Nearly a quarter of a century ago, famed director Martin Scorsese sparked a firestorm of controversy via the release of this film. Religious zealots were outraged, theaters boycotted the film, and its notoriety far outweighed critical attempts to weigh in on its actual worth as a cinematic achievement. Thanks to the passage of time and Criterion’s sparkling new digital restoration, it’s now more possible to view the film based on its merits rather than its baggage.
The film tracks the path of Jesus (Willem Dafoe) from his skeptical early adulthood to his self-assured death, with the story roughly following the accepted Bible stories up until that controversial crucifixion. He spends the early part of the film questioning whether or not he’s really the Savior come to Earth before a multi-day vision quest in the desert assures him of that truth. Once aware of his destiny, he begins assembling his army of apostles, a group headed by closest confidant and biggest traitor Judas (Harvey Keitel). He then sets out on a series of miraculous adventures that find him turning water into wine, curing blindness, and raising Lazarus from the dead.

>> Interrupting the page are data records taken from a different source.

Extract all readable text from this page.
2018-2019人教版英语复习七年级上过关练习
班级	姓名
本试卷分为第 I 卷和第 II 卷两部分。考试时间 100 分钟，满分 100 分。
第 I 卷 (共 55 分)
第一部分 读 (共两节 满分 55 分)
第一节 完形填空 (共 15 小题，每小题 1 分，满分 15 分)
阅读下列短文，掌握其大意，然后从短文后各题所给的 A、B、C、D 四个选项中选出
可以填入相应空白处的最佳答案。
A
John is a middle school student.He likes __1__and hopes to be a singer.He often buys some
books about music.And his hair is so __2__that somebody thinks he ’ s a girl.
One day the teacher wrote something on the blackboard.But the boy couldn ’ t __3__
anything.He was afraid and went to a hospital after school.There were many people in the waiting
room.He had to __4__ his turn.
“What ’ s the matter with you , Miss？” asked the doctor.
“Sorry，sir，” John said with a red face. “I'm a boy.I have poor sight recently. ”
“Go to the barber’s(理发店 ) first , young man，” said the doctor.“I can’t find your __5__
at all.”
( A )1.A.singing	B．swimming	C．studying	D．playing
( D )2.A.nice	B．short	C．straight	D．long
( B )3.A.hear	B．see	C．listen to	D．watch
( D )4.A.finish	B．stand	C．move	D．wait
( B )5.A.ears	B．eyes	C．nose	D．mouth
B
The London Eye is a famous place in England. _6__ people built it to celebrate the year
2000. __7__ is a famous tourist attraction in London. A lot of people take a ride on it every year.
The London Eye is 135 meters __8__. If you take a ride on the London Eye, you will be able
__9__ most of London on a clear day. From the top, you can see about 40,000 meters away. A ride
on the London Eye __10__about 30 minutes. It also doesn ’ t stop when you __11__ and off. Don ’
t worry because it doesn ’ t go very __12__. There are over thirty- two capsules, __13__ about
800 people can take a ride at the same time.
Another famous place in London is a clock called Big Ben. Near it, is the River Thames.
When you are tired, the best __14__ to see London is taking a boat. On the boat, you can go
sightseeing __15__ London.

All along the way, he’s tormented by repressed feelings he has for local prostitute Mary Magdalene (Barbara Hershey), with him going so far as to rescue her from an enraged crowd intent on stoning her to death for her whoring ways. Eventually, he runs afoul of the Romans and finds himself hanging on the cross, which is the exact moment the film (and I assume the original novel) runs completely off the tracks.
While awaiting his certain death, he’s approached by a young girl purporting to be his guardian angel come to rescue him at God’s request. She whisks him away from the cross and into the waiting arms of Magdalene, setting up his continued existence as a common man intent on nothing more than starting a typical family. Magdalene dies late in their first pregnancy, at which point the angel steers Jesus to a couple of other women whom he quickly impregnates and lives with in a commune populated with his numerous offspring until his imminent natural death as an old man. Huh, can’t imagine why any viewers might have had an issue with that!

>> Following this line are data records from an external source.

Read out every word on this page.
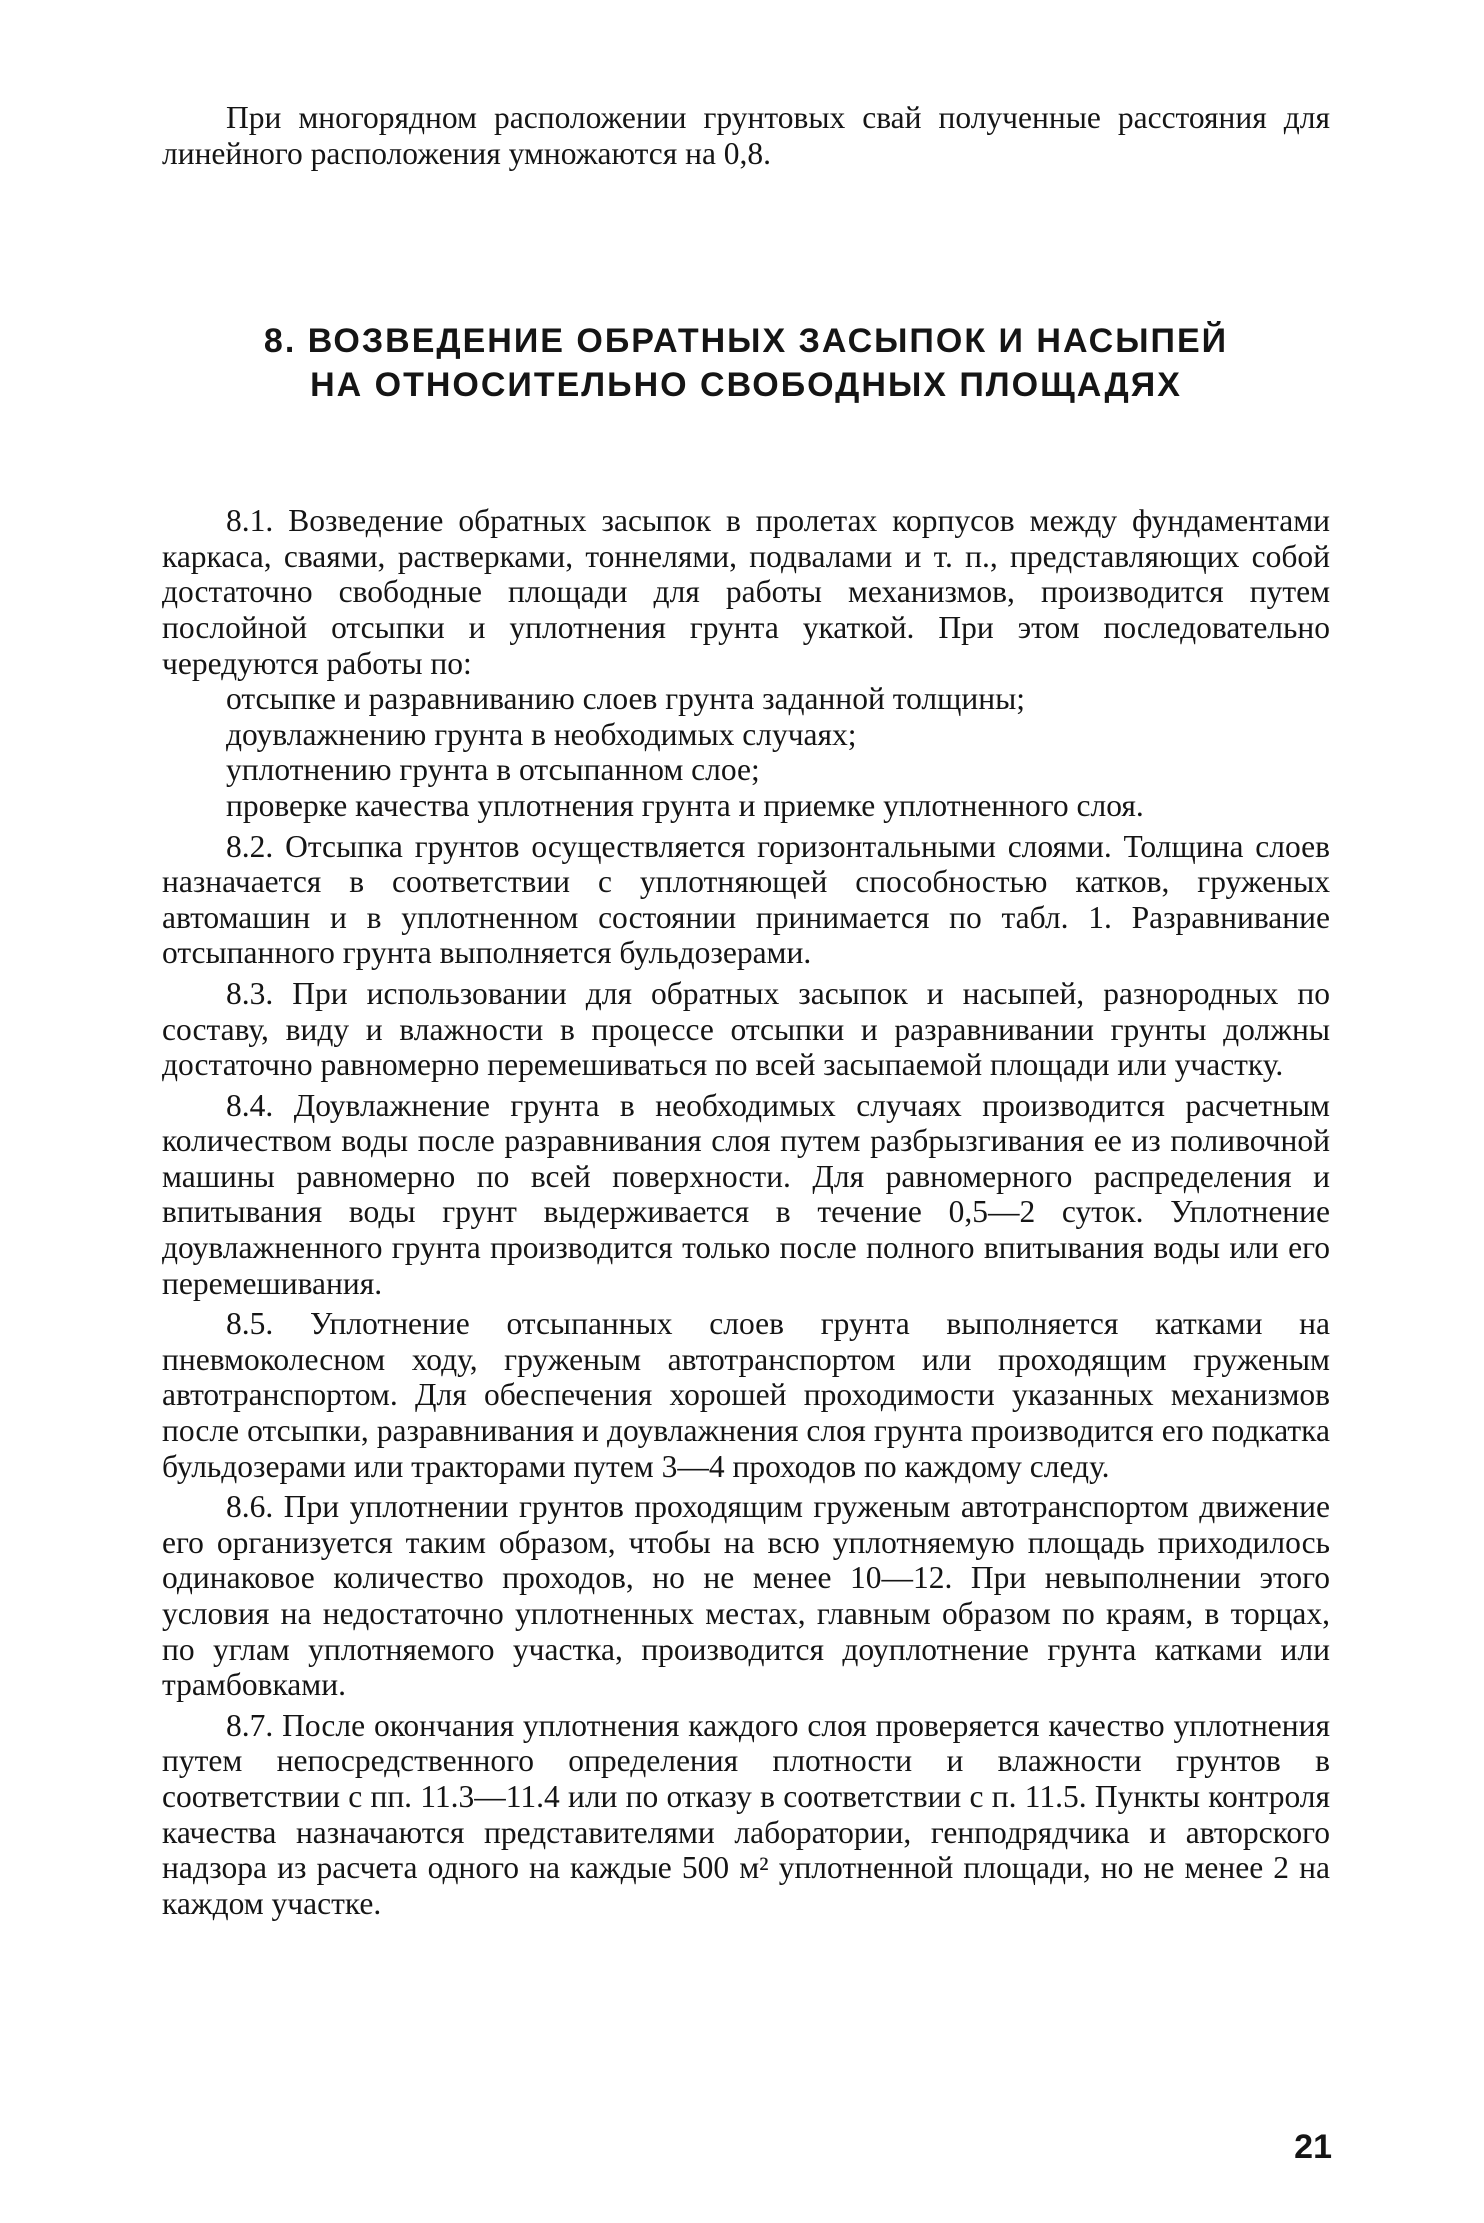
При многорядном расположении грунтовых свай полученные расстояния для линейного расположения умножаются на 0,8.

8. ВОЗВЕДЕНИЕ ОБРАТНЫХ ЗАСЫПОК И НАСЫПЕЙ
НА ОТНОСИТЕЛЬНО СВОБОДНЫХ ПЛОЩАДЯХ

8.1. Возведение обратных засыпок в пролетах корпусов между фундаментами каркаса, сваями, растверками, тоннелями, подвалами и т. п., представляющих собой достаточно свободные площади для работы механизмов, производится путем послойной отсыпки и уплотнения грунта укаткой. При этом последовательно чередуются работы по:

отсыпке и разравниванию слоев грунта заданной толщины;

доувлажнению грунта в необходимых случаях;

уплотнению грунта в отсыпанном слое;

проверке качества уплотнения грунта и приемке уплотненного слоя.

8.2. Отсыпка грунтов осуществляется горизонтальными слоями. Толщина слоев назначается в соответствии с уплотняющей способностью катков, груженых автомашин и в уплотненном состоянии принимается по табл. 1. Разравнивание отсыпанного грунта выполняется бульдозерами.

8.3. При использовании для обратных засыпок и насыпей, разнородных по составу, виду и влажности в процессе отсыпки и разравнивании грунты должны достаточно равномерно перемешиваться по всей засыпаемой площади или участку.

8.4. Доувлажнение грунта в необходимых случаях производится расчетным количеством воды после разравнивания слоя путем разбрызгивания ее из поливочной машины равномерно по всей поверхности. Для равномерного распределения и впитывания воды грунт выдерживается в течение 0,5—2 суток. Уплотнение доувлажненного грунта производится только после полного впитывания воды или его перемешивания.

8.5. Уплотнение отсыпанных слоев грунта выполняется катками на пневмоколесном ходу, груженым автотранспортом или проходящим груженым автотранспортом. Для обеспечения хорошей проходимости указанных механизмов после отсыпки, разравнивания и доувлажнения слоя грунта производится его подкатка бульдозерами или тракторами путем 3—4 проходов по каждому следу.

8.6. При уплотнении грунтов проходящим груженым автотранспортом движение его организуется таким образом, чтобы на всю уплотняемую площадь приходилось одинаковое количество проходов, но не менее 10—12. При невыполнении этого условия на недостаточно уплотненных местах, главным образом по краям, в торцах, по углам уплотняемого участка, производится доуплотнение грунта катками или трамбовками.

8.7. После окончания уплотнения каждого слоя проверяется качество уплотнения путем непосредственного определения плотности и влажности грунтов в соответствии с пп. 11.3—11.4 или по отказу в соответствии с п. 11.5. Пункты контроля качества назначаются представителями лаборатории, генподрядчика и авторского надзора из расчета одного на каждые 500 м² уплотненной площади, но не менее 2 на каждом участке.

21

As revealed shortly before his final breath, the guardian angel was actually Satan in disguise, misdirecting him from God’s intended path for him as a sacrifice for our sins. By choosing his humanity over his destiny, he went against God’s will and changed the course of human history. It’s an interesting but completely outrageous idea, and greatly detracts from what was, until the crucifixion, a fairly conventional recounting of the Christ story. It’s also completely negated by the final scene of Jesus back on the cross, seemingly painting it as nothing more than the surreal fever dream of a condemned man, and also making its mere inclusion pointless and inciting ire for no logical reason. Regardless of your beliefs, the cinematic effect of taking a severe left turn in the final half hour of any story, only to take another turn right back at the very end, devalues everything that came before it.
I initially questioned the selection of Dafoe for the lead role when the film was first released, but can now state unequivocally that his performance was the best aspect of the film. While Hershey, and to a lesser extent Keitel, were still putting in overly theatrical performances that hearkened back to earlier film eras and the stage, Dafoe’s assured and naturalistic delivery made him thoroughly believable in this challenging role. He’s completely convincing as a doubting normal human as well as a confident leader of men, and never makes the role overly hysterical in spite of the tribulations it entails.

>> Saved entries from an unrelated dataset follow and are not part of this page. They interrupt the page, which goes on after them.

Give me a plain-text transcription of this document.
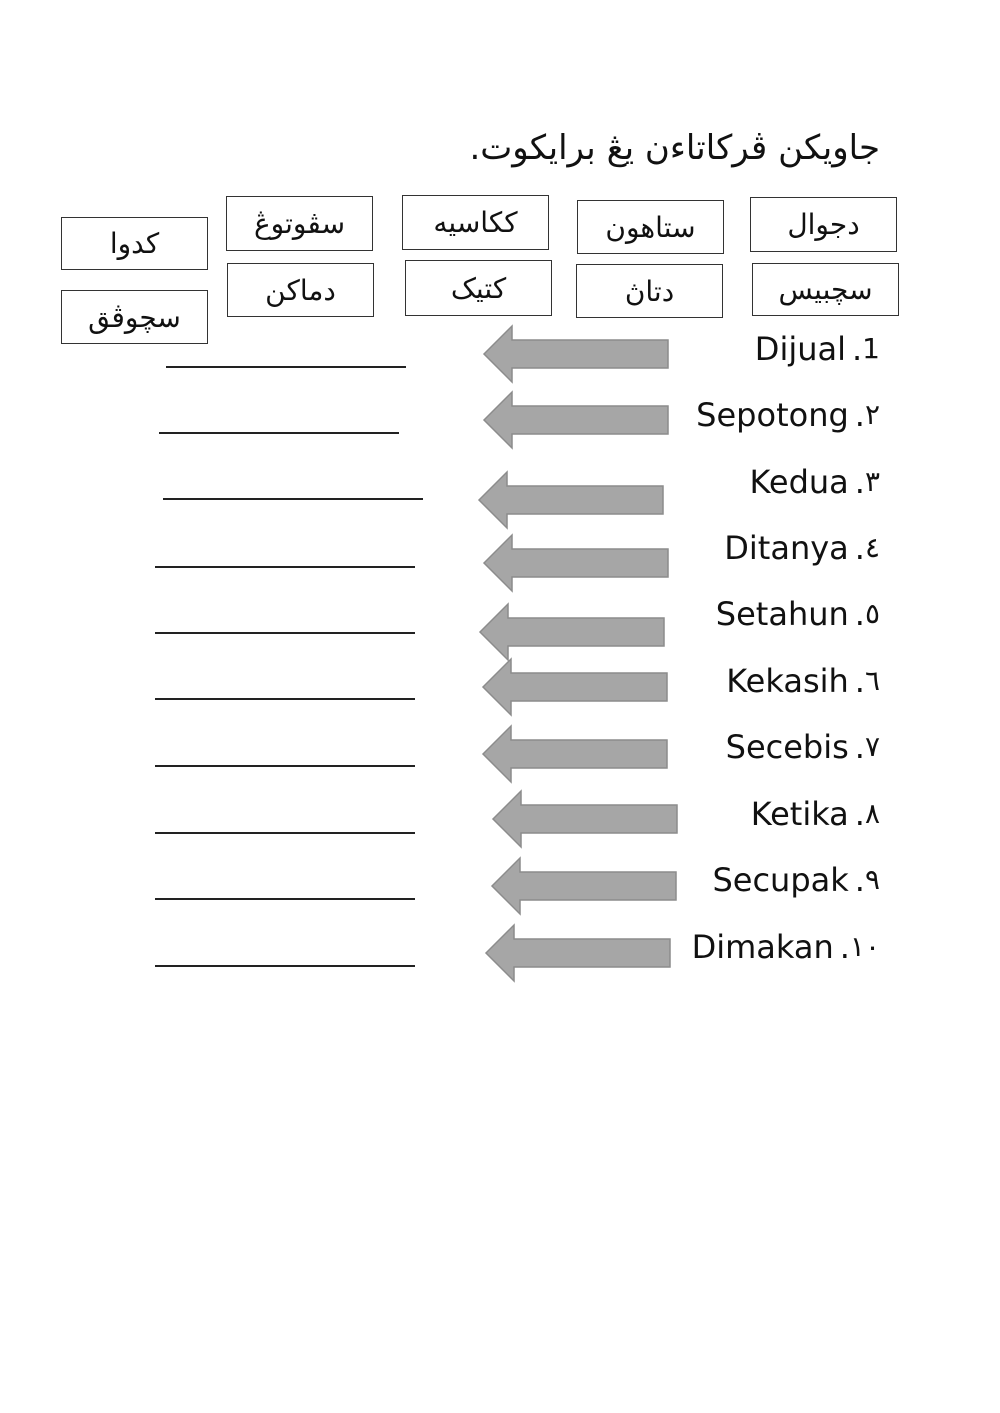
جاويكن ڤركاتاءن يڠ برايكوت.
دجوال
ستاهون
ككاسيه
سڤوتوڠ
كدوا
سچبيس
دتاڽ
كتيک
دماكن
سچوڤق
Dijual . 1
Sepotong . ٢
Kedua . ٣
Ditanya . ٤
Setahun . ٥
Kekasih . ٦
Secebis . ٧
Ketika . ٨
Secupak . ٩
Dimakan . ١٠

As for Scorsese, he manages to make this 2 ½ movie seem much shorter and clearly has great reverence for the subject matter, but aside from the film’s occasionally surreal sidesteps there’s not much noticeable imprint from the auteur. He’s aided by some great cinematography and at times artsy lighting, but hindered by a world music soundtrack cobbled together by Peter Gabriel. That soundtrack is okay when centered on the eclectic guest musicians assembled for its production, but now woefully dated and distracting when focused on Gabriel’s own electronic noodlings.
The image quality is dazzling on Blu-ray, with no noticeable defects detracting from its crisp and precise presentation. Colors are nicely saturated but not overly so, retaining the intended subdued palette rather than punching it up. The DTS-HD 5.1 Master Audio soundtrack doesn’t convey much surround aside from soundtrack cues.
Bonus features include some fascinating behind-the-scenes VHS footage shot by Scorsese during the film’s production, offering a welcome informal glimpse of the action including ruminations from Scorsese himself. There’s also an interview with Gabriel about the creation of the soundtrack, along with many other stills of the production and costume designs.